The U.S. National Security Agency specifically looks for data sent by mobile apps in order to capture personal data on targets, according to a new report from The New York Times and other news agencies.
Intelligence agencies can grab data as it travels across the Internet, looking specifically for data from smartphone apps including Google Maps -- searches within the app allow Governments to locate users to within a few yards -- and even Angry Birds. Much of the information being sent seems to be related to targeted advertising.
The secret report noted that the profiles vary depending on which of the ad companies — which include Burstly and Google’s ad services, two of the largest online advertising businesses — compiles them. Most profiles contain a string of characters that identifies the phone, along with basic data on the user like age, sex and location.

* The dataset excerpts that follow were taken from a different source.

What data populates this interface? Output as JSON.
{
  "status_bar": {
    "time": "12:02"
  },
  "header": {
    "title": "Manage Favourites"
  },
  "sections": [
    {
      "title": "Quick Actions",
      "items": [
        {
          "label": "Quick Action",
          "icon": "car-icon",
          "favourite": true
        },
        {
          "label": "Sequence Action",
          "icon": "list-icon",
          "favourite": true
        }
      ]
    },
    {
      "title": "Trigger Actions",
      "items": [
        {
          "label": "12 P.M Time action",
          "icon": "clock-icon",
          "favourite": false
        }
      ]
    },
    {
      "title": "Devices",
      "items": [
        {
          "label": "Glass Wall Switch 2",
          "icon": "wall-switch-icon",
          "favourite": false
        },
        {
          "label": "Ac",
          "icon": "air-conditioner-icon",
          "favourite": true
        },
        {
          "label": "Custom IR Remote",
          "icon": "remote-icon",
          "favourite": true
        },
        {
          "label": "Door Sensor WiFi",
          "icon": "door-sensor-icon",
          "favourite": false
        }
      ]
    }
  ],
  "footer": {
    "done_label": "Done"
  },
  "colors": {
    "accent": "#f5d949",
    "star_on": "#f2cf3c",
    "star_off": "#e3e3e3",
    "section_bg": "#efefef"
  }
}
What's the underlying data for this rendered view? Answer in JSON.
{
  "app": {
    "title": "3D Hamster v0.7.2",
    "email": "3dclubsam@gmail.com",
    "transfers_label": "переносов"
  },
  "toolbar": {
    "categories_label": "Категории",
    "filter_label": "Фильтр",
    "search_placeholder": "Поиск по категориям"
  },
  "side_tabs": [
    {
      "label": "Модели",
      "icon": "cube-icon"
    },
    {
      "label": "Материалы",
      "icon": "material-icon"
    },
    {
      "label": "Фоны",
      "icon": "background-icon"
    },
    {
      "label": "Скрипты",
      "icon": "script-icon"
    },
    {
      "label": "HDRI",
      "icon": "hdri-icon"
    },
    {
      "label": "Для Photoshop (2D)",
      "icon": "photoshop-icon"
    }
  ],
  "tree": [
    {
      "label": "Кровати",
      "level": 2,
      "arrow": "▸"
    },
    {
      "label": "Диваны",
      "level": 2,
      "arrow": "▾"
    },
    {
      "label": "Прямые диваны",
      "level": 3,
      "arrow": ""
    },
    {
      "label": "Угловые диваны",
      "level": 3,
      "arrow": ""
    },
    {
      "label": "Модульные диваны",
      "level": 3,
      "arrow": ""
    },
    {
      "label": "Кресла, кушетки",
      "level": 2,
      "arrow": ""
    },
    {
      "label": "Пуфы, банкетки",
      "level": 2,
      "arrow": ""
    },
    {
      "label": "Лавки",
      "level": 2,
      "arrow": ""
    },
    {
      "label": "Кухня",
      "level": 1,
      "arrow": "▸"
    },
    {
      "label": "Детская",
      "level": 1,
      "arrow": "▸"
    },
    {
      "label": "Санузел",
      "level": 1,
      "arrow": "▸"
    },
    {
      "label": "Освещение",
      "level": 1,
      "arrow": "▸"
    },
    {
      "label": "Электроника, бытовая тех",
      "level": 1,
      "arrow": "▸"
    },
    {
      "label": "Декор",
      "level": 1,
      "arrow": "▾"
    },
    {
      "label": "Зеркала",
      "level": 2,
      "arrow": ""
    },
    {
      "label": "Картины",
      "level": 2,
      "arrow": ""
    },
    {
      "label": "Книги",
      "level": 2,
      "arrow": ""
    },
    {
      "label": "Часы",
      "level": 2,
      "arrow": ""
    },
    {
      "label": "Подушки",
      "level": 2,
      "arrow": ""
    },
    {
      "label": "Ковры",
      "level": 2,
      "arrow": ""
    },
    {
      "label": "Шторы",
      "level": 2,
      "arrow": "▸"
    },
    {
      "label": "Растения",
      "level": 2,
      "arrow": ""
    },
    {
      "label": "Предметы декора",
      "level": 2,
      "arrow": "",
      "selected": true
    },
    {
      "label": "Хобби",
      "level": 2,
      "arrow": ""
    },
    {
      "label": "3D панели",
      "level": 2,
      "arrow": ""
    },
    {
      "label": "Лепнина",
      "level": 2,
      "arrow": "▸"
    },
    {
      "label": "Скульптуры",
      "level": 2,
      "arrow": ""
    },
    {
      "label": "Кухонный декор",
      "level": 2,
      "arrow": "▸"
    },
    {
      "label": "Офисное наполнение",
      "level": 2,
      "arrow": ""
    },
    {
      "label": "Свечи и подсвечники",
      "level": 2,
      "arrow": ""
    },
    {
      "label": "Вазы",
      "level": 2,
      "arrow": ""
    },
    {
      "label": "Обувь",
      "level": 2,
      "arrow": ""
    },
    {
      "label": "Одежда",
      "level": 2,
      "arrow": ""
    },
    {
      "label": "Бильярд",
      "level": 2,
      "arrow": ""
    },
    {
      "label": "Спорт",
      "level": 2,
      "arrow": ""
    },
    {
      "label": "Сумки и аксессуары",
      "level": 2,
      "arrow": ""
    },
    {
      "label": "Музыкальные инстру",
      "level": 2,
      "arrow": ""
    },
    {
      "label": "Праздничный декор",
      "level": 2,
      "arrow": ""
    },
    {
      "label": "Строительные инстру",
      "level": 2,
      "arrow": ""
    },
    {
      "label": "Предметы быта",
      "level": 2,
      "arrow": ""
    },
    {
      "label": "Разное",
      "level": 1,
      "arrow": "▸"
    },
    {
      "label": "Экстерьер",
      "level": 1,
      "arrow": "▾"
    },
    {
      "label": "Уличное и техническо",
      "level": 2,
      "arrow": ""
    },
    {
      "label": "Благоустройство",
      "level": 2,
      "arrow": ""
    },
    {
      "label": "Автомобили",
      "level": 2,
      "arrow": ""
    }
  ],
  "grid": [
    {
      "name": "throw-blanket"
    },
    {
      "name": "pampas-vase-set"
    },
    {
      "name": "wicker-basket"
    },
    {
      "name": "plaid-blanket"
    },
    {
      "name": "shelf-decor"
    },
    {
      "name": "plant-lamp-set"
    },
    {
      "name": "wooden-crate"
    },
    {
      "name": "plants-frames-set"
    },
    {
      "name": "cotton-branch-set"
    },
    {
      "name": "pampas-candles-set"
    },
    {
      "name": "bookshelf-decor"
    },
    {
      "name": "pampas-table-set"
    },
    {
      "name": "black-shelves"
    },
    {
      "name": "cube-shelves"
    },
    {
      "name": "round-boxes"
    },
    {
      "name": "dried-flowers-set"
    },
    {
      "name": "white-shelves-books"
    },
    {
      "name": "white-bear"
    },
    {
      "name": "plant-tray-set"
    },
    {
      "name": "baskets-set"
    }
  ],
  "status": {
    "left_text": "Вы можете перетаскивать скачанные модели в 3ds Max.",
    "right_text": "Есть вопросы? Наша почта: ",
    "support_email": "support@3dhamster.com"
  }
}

One profile notes whether the user is currently listening to music or making a call, and another has an entry for household income.
In addition, apps like Facebook, Instagram, and Twitter all support sending some amount of location data and other information, allowing intelligence agencies significant opportunities to capture personal data in real-time on targeted persons without ever having access to phones, something that was part of a different intelligence strategy revealed in previous leaked documents.

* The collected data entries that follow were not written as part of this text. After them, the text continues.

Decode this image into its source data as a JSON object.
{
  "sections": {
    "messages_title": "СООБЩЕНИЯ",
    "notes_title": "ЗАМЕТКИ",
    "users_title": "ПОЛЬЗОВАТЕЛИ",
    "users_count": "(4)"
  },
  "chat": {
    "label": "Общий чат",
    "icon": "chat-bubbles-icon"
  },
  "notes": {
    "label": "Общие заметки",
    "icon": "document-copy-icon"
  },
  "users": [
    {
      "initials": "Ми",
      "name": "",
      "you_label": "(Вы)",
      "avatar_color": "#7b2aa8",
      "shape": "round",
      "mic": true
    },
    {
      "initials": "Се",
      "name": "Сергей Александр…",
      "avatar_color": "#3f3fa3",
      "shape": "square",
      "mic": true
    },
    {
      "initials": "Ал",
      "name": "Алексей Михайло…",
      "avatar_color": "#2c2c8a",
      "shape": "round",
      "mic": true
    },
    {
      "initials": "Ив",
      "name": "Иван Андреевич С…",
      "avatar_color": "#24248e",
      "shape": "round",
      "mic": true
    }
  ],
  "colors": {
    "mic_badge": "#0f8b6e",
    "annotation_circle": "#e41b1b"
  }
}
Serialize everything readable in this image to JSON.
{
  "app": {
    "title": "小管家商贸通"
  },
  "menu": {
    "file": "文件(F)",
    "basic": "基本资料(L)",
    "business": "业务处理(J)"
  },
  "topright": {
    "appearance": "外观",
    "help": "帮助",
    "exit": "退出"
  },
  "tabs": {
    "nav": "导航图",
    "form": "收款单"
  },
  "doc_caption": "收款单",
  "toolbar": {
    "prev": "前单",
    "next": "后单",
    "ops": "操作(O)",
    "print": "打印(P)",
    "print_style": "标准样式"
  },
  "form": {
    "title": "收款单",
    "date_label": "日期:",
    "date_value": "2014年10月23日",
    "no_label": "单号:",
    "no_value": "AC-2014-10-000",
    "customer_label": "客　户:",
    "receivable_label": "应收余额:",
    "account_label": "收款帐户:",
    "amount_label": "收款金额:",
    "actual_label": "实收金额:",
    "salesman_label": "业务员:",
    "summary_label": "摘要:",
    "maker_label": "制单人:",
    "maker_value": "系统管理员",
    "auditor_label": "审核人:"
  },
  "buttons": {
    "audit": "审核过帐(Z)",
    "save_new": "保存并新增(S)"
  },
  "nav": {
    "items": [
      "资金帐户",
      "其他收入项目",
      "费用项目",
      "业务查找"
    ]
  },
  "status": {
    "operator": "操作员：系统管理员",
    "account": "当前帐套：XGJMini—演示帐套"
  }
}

For its part, the NSA says it only analyzes data on foreign intelligence targets and that significant protections exist for data collected on U.S. persons and "innocent foreign citizens". The NSA has said in the past that collection of this sort of smartphone traffic has been useful in cracking cases.
"N.S.A. does not profile everyday Americans as it carries out its foreign intelligence mission," the agency said in a written response to questions about the program. "Because some data of U.S. persons may at times be incidentally collected in N.S.A.'s lawful foreign intelligence mission, privacy protections for U.S. persons exist across the entire process." Similar protections, the agency said, are in place for "innocent foreign citizens."